Win a Ticket to Velocity: Why is Performance Important for APIs?

Adam DuVander
Jun. 01 2011, 08:00AM EDT

Web performance conference Velocity is two weeks away and ProgrammableWeb has a ticket to give away. We'll randomly choose a commenter on Friday, June 3, at noon Pacific. Simply answer the question: Why is performance important for APIs?

Clearly, some APIs pay close attention to speed metrics. Google is notorious for ensuring its end-user products are fast. We'd expect that the search giant is as careful with its 88 Google APIs.

Twitter runs everything off its API. Even the Twitter homepage is API-driven. So, naturally the team cares about performance. And they're doing something right, because the "fail whale" is no longer a daily occurrence for most of us.

Google, Twitter, Facebook, Amazon, Netflix and many others will share their insights into optimizing services for this web of today and tomorrow. For a chance to join them at Velocity, add a comment with your thoughts about why performance is important for APIs.

Be sure to supply your email address (we'll keep it private) so we can let you know that you're the winner. You may also include your Twitter account in your comment, so we can share your thoughts with our followers.

Update: A winner has been randomly selected.
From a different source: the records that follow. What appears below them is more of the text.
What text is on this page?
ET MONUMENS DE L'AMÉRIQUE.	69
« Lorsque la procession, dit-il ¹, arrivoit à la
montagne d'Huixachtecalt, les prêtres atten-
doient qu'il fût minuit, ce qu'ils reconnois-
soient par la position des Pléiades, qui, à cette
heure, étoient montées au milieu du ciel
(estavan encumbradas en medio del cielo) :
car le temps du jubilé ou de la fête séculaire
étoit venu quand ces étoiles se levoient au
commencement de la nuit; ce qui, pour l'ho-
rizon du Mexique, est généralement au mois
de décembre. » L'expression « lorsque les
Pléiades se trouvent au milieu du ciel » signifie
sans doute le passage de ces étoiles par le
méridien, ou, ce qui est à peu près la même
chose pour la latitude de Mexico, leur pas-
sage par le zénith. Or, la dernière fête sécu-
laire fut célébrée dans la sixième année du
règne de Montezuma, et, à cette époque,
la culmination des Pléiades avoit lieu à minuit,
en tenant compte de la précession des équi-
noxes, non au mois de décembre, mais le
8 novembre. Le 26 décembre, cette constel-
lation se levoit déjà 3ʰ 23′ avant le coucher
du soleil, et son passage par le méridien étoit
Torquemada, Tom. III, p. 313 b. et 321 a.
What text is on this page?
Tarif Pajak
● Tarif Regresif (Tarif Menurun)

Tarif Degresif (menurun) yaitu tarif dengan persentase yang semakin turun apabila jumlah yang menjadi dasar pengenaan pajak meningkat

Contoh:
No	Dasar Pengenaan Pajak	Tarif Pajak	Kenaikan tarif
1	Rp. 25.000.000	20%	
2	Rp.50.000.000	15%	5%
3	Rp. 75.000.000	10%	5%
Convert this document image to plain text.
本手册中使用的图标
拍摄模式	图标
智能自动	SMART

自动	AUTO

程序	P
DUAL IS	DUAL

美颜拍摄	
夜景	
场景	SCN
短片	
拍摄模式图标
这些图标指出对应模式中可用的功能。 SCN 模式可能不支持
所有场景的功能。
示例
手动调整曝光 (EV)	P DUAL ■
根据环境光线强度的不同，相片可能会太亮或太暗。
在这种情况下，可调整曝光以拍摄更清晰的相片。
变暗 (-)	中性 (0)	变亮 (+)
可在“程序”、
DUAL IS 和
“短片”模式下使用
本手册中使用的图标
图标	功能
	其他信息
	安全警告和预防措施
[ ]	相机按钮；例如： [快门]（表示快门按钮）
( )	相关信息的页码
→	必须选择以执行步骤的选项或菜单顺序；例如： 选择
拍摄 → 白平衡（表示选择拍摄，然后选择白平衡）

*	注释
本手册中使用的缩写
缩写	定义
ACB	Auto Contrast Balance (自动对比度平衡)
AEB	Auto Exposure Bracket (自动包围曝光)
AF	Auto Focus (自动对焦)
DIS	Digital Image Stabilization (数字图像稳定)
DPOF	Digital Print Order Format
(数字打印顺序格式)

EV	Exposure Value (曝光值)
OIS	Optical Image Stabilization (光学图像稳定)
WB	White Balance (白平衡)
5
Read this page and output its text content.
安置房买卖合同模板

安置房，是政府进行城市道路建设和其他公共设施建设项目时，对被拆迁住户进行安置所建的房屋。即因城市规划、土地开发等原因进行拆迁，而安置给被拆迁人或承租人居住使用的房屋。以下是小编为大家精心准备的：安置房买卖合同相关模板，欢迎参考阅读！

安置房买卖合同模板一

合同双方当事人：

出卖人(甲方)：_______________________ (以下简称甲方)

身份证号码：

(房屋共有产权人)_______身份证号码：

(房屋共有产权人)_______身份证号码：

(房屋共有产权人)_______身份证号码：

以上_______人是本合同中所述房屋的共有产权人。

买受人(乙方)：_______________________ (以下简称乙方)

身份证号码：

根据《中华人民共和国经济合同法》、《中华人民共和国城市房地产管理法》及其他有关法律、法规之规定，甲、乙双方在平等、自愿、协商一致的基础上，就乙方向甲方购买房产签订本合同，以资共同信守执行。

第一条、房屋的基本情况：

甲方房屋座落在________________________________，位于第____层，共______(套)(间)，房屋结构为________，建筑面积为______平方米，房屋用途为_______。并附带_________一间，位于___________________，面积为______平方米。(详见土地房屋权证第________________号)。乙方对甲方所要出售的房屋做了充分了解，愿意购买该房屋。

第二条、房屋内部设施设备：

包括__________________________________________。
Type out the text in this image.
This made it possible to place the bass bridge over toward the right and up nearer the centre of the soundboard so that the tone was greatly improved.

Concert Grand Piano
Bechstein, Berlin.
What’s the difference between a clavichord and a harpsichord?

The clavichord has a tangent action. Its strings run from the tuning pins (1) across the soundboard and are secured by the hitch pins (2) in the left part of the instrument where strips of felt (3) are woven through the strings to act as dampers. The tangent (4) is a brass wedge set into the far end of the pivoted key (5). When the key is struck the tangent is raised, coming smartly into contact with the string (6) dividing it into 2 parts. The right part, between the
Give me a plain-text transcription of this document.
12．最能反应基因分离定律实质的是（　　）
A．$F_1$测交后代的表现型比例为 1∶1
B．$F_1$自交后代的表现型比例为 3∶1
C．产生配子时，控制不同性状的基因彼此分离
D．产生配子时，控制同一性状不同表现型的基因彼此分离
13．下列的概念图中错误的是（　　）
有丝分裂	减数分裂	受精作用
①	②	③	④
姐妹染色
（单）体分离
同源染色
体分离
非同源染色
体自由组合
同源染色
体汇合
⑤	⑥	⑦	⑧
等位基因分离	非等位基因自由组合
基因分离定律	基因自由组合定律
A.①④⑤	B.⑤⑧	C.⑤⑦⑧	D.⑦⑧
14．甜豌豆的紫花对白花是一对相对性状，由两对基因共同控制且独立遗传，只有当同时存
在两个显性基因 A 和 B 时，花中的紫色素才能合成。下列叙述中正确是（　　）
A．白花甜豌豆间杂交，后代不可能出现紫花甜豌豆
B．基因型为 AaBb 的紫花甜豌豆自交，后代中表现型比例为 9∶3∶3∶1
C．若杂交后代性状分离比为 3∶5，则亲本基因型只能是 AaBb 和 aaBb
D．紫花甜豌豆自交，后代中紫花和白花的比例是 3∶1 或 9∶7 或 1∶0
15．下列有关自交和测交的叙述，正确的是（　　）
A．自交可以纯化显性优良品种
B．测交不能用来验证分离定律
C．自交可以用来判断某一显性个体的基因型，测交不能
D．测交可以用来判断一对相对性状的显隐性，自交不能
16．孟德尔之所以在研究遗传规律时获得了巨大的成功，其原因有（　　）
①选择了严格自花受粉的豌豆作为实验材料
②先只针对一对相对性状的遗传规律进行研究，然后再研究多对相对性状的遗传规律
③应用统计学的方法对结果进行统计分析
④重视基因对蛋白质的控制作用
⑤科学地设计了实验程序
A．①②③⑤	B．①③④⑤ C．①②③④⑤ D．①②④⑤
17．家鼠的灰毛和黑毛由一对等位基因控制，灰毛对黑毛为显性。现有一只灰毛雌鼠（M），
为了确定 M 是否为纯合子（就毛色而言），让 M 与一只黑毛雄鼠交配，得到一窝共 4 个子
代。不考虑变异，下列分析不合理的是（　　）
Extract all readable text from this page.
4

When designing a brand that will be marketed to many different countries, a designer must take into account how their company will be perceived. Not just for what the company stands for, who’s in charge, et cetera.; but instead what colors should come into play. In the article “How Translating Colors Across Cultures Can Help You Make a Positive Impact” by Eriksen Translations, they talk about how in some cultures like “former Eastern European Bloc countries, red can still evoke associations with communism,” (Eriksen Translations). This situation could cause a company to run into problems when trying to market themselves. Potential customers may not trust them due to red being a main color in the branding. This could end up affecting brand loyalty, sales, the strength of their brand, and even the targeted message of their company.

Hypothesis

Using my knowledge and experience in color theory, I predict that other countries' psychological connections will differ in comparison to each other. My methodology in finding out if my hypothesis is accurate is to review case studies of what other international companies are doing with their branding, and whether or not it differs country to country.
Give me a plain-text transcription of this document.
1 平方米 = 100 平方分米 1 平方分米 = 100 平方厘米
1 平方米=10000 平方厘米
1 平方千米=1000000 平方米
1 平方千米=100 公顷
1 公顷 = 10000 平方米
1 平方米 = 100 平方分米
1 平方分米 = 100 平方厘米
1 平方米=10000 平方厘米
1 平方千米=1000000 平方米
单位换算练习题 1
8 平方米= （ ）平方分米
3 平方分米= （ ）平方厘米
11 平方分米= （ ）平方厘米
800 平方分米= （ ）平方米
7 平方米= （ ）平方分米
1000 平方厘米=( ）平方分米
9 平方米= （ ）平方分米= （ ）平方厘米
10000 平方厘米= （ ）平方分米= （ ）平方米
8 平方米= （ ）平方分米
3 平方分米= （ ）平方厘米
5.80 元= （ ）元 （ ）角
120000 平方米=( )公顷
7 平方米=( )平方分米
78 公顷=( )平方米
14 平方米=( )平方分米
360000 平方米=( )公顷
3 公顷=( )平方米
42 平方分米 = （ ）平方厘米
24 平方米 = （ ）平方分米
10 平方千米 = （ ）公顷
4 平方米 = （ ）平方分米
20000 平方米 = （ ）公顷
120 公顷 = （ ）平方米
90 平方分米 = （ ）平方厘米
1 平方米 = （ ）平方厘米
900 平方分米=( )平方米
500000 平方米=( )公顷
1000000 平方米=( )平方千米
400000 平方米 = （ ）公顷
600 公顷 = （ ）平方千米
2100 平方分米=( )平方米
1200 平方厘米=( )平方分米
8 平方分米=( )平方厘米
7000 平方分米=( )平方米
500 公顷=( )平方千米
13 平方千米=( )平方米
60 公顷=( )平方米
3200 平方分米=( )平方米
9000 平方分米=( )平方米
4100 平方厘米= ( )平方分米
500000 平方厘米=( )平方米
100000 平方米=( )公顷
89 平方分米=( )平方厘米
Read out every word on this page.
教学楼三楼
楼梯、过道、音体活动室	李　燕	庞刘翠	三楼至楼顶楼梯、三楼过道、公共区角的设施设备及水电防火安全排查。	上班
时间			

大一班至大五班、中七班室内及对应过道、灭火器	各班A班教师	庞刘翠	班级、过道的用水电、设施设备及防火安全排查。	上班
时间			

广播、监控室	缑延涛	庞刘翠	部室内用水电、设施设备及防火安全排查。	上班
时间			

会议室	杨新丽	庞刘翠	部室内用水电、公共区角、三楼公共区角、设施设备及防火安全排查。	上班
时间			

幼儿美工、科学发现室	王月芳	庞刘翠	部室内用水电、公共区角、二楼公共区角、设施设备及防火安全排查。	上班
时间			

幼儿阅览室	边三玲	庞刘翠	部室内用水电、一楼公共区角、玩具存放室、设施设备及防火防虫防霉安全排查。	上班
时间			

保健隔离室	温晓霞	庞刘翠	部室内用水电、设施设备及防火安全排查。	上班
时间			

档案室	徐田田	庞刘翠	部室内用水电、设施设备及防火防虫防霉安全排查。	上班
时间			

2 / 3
Adam DuVander -- Adam heads developer relations at Orchestrate, a database-as-a-service company. He's spent many years analyzing APIs and developer tools. Previously he worked at SendGrid, edited ProgrammableWeb and wrote for Wired and Webmonkey. Adam is also the author of mapping API cookbook Map Scripting 101.

Comments

Comments(6)

Latency is death in web apps, so clearly removing and reducing any server side latency is key to providing a useful service. Similarly, high availability is practically a requirement. I'm certainly not integrating any APIs that the app would rely upon if there was any questions about availability. These problems seem to plague many smaller APIs with high response times and black holes of availability.

When a Web service can't figure out how to do the stuff that I can see, they probably can't figure out how - or aren't even trying - to do the stuff that I can't see. Predictable performance that matches the Web site's claims makes a great first impression and lets me have more confidence in the rest of a service.

By their very nature, APIs create an interconnected web of applications. As mentioned,latency is an app killer, but the application owner typically has some control over that by upgrading hardware, optimizing software, etc. If they integrate with a third party API, however, the latency inherent in connecting to and accessing that API is beyond their control. As API providers, it's critical to deliver web services in as timely and efficient a manner as possible to keep the entire flow smooth and seamless for the end user.

Wow, that's a deep question. Clean, uniform and high-performing API's have always been crucial to support high-speed networks and high bandwidth multimedia apps. API performance is also important to smooth-running virtual machines, which are growing in popularity.